Das Geld nicht gleich ''Leben'' ist verdeutlicht Folgendes Zitat sehr gut: '' Geld macht Menschen vorsichtig''. Alexander stellt sich den Herausforderungen, seinen Ängsten und zeigt Mut, denn reine Hilflosigkeit stellt für ihn das Gefühl ''schlichten menschlichen Daseins'' dar, mit dem er sich nicht identifizieren kann. Manchmal wirkt der Film sogar wie eine riesengroße Metapher an den Enthusiasmus, die Innovation, aber auch die Unzufriedenheit, die nicht nur theoretisch, sondern auch praktisch wahrscheinlich in jedem von uns steckt.
Aber nicht nur schöne Momente sind im Film zu finden, sondern auch die tragischen. Nicht nur wenn es etwa um seine Eltern geht und wir etwas aus seiner Vergangenheit erfahren, sondern auch, wenn Beispielsweise das dritte Kapitel eingeleitet wird. Momente, die kurz aufrütteln und bitter sind.
So ist auch der Auftritt von Vince Vaughn's Figur zwar größtenteils lustig, hinterlässt am Ende aber ein wenig faden Beigeschmack.
Und auch erst nachdem ''Christopher'' lange Zeit verschwunden ist, erkennen die Eltern, was sie angerichtet haben.
Die kleine Liebesgeschichte mit Tracy und der herzhafte Kontakt mit Ron runden den Film als solches unglaublich gut ab....Wenn er den Wunsch äußert ihn gerne zu adoptieren, damit sein Name nicht gänzlich verschwindet, dann ist das ein großartiger Moment.

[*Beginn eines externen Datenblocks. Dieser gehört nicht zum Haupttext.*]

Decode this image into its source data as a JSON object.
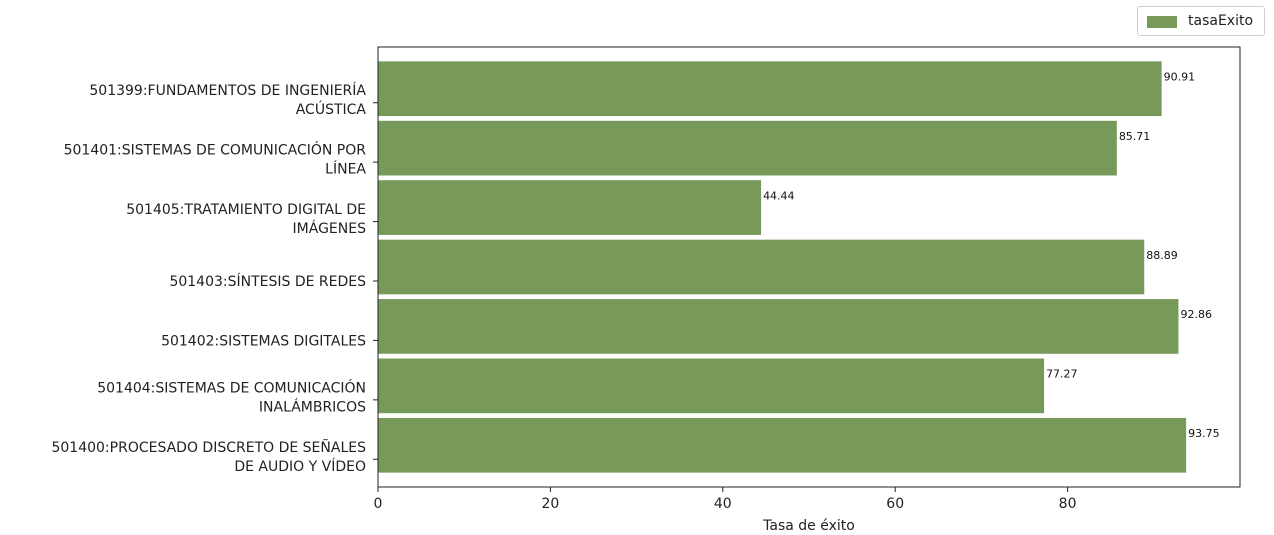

''Wenn du vergibst, dann liebst du...Und wenn du liebst, dann scheint das Licht Gottes auf dich!'' -Ron-
Wenn man sich nun nochmal persönlich fragt, warum der Film gefällt, wird man wohl zu dem Ergebnis kommen, dass man eben das gleiche ''langweilige'' Leben führt, von dem ''Mr. Supertramp'' so oft erzählt. Und das wir nicht so viel erleben. Ich persönlich kann dem Film also so viel abgewinnen, weil wir nie Geld für einen richtigen Urlaub hatten, ich noch nicht viel gesehen habe und der Film durch eine wunderschöne Reise und wunderschöner Bilder wundervoller Orte besticht. Die Geschichte ist authentisch, sie ist rasant, aber auch traurig, lustig und voller Herz.